Backing up is something people know they should do, but put off until some unspecified day in the future. It never seems urgent and there’s always something more pressing to do. At least, that’s true until the moment disaster strikes and you kick yourself for not backing up sooner.
In 2017, a lack of backups caused catastrophic destruction and expense across Europe and the US. Thousands of businesses and individuals lost important data, money, and time. We tend to focus on the immediate cause of data loss – in this case, ransomware, but those losses could have been prevented with up-to-date automated backups.

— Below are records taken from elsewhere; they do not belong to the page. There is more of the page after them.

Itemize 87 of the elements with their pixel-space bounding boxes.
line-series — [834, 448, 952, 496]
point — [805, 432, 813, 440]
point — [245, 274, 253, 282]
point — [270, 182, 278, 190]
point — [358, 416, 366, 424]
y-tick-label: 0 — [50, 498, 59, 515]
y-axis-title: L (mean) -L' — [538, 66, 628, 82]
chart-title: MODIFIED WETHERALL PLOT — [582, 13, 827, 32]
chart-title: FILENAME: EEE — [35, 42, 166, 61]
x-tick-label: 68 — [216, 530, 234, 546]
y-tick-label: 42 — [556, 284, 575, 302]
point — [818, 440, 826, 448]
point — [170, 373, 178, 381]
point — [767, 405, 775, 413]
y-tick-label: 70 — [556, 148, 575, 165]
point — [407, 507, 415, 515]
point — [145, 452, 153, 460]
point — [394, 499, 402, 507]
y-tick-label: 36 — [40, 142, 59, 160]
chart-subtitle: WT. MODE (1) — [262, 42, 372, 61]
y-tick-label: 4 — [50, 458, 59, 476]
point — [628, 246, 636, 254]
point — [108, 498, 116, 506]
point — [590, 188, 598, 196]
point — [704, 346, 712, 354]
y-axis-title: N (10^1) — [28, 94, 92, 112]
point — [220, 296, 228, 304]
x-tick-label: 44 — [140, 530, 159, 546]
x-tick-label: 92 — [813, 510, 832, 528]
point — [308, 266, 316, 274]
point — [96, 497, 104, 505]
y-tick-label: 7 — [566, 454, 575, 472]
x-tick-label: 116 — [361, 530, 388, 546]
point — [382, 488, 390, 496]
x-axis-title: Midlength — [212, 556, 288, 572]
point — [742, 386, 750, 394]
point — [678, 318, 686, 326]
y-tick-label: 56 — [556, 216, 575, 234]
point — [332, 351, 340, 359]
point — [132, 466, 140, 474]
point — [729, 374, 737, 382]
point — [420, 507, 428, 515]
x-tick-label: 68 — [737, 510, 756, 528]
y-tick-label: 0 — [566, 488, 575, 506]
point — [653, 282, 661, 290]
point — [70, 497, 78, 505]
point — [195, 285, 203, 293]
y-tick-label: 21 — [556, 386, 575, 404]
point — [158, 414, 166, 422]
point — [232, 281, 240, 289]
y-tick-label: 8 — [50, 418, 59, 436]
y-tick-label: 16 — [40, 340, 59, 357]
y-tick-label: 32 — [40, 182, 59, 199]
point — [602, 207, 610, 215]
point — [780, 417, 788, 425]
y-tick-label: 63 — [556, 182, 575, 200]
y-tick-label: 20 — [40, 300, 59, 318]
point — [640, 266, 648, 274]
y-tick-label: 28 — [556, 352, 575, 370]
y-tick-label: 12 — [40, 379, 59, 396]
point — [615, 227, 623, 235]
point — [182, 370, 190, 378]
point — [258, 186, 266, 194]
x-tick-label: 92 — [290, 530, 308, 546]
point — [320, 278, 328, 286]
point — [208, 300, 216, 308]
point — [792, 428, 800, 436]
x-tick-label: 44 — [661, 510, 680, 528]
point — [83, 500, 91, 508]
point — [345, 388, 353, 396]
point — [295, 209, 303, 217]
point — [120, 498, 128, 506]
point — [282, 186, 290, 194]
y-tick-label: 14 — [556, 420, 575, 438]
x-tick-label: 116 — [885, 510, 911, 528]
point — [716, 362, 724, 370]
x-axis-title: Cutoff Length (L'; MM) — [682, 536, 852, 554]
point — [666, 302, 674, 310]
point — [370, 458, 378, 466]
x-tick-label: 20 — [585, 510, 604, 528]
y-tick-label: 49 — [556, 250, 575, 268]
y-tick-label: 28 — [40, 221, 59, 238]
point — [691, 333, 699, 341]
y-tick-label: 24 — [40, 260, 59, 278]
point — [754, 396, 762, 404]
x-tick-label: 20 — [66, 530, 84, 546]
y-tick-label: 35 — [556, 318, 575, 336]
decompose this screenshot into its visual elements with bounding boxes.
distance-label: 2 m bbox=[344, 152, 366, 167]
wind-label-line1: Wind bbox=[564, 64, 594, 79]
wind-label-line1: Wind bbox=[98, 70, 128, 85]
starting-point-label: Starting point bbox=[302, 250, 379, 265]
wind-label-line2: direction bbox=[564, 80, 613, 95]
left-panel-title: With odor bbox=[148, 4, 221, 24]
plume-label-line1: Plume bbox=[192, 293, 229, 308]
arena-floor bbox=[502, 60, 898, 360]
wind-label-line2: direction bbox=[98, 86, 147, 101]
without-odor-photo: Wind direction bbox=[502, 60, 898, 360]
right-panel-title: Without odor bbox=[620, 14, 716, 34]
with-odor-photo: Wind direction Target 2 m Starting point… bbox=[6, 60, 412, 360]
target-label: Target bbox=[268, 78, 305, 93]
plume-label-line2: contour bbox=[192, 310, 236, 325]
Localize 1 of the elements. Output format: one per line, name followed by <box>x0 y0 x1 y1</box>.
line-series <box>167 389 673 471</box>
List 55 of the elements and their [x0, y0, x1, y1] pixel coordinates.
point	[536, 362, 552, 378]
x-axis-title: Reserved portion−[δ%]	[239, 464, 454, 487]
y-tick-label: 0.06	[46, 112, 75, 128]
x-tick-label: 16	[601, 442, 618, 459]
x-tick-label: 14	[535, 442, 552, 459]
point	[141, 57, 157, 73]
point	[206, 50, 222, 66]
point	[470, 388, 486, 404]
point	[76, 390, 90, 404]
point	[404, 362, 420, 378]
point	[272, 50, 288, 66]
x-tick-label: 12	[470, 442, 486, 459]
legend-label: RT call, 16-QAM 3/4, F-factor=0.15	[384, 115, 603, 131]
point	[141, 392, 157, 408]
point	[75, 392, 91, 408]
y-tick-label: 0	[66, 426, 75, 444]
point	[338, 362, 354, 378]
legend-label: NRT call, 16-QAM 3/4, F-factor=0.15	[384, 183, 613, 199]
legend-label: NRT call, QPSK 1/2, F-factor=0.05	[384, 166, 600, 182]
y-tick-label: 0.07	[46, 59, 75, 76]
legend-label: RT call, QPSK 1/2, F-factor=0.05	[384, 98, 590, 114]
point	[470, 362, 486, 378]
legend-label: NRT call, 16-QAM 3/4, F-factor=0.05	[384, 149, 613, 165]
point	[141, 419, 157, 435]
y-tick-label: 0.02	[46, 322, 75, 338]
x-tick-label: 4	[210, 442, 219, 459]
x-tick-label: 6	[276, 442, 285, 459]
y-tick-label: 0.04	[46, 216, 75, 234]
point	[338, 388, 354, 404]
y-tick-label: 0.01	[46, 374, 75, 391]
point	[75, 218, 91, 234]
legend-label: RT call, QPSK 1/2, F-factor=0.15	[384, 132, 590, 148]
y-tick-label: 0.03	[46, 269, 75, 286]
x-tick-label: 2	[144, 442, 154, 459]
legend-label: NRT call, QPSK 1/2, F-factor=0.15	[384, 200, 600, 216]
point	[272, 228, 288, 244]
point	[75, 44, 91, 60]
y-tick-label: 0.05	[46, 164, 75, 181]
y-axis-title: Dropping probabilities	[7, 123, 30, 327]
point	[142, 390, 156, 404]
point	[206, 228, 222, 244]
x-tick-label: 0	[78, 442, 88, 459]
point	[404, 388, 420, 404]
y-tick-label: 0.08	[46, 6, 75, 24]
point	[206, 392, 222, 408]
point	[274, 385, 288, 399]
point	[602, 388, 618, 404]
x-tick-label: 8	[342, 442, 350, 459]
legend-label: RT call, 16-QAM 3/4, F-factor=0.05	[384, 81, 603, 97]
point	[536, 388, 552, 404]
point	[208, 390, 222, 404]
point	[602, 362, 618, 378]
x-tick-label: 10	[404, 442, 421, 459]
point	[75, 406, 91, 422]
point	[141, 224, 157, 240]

There is nothing you or I can do about the existence of deeply unpleasant people who think hacking and ransomware attacks are a good way to make a living. But we can protect ourselves from them, and backups are one of the best ways to keep your WordPress website safe and to deprive criminals of an income.
Ransomware is propagated by worms — a type of malware — or by social engineering attacks like phishing. Once a server or site is compromised, data is encrypted and the ransom demand displayed. From this point, the situation can go one of two ways. The victim could pay the attacker (a bad choice) or face the consequences of losing their data. Or, they could think to themselves, “Nice try!” before blowing away the infected site and restoring from a recent backup.
If you don’t have an automated backup system in place, there’s no better time than now to get started — ransomware attacks will only grow in sophistication and ferocity in 2018.
What Makes a Good Backup?
A backup that can protect a WordPress site against ransomware must be up-to-date, automatic, and stored offsite. If the backup isn’t up-to-date, it’s better than nothing, but the older it is, the more data is at risk.
The backup system should be automatic because you would have to be heroically disciplined about manually backing up to keep backups up-to-date. It should be off site because backups on the same server as the site or on a network-attached storage device are as vulnerable to ransomware as the site itself.
It should be mentioned that the standard backups offered by Nexcess for WordPress hosting plans shouldn’t be your only backup. They are useful for restoring files in some circumstances, but we advise WordPress hosting customers to implement an additional offsite backup strategy.
Backing up Your WordPress Site
There are several excellent no-hassle solutions for backing up a WordPress site to an external location. The easiest to use is Automattic’s backup service — a premium service that is part or the Jetpack plugin collection.
If you would prefer not to use Jetpack, BackupBuddy is a respected premium plugin that provides an intuitive interface for scheduling automatic backups to a range of storage services, including Amazon S3, Google Drive, and Dropbox. The free version of Updraft Plus is less capable, but more than sufficient for scheduling and managing backups on most WordPress sites.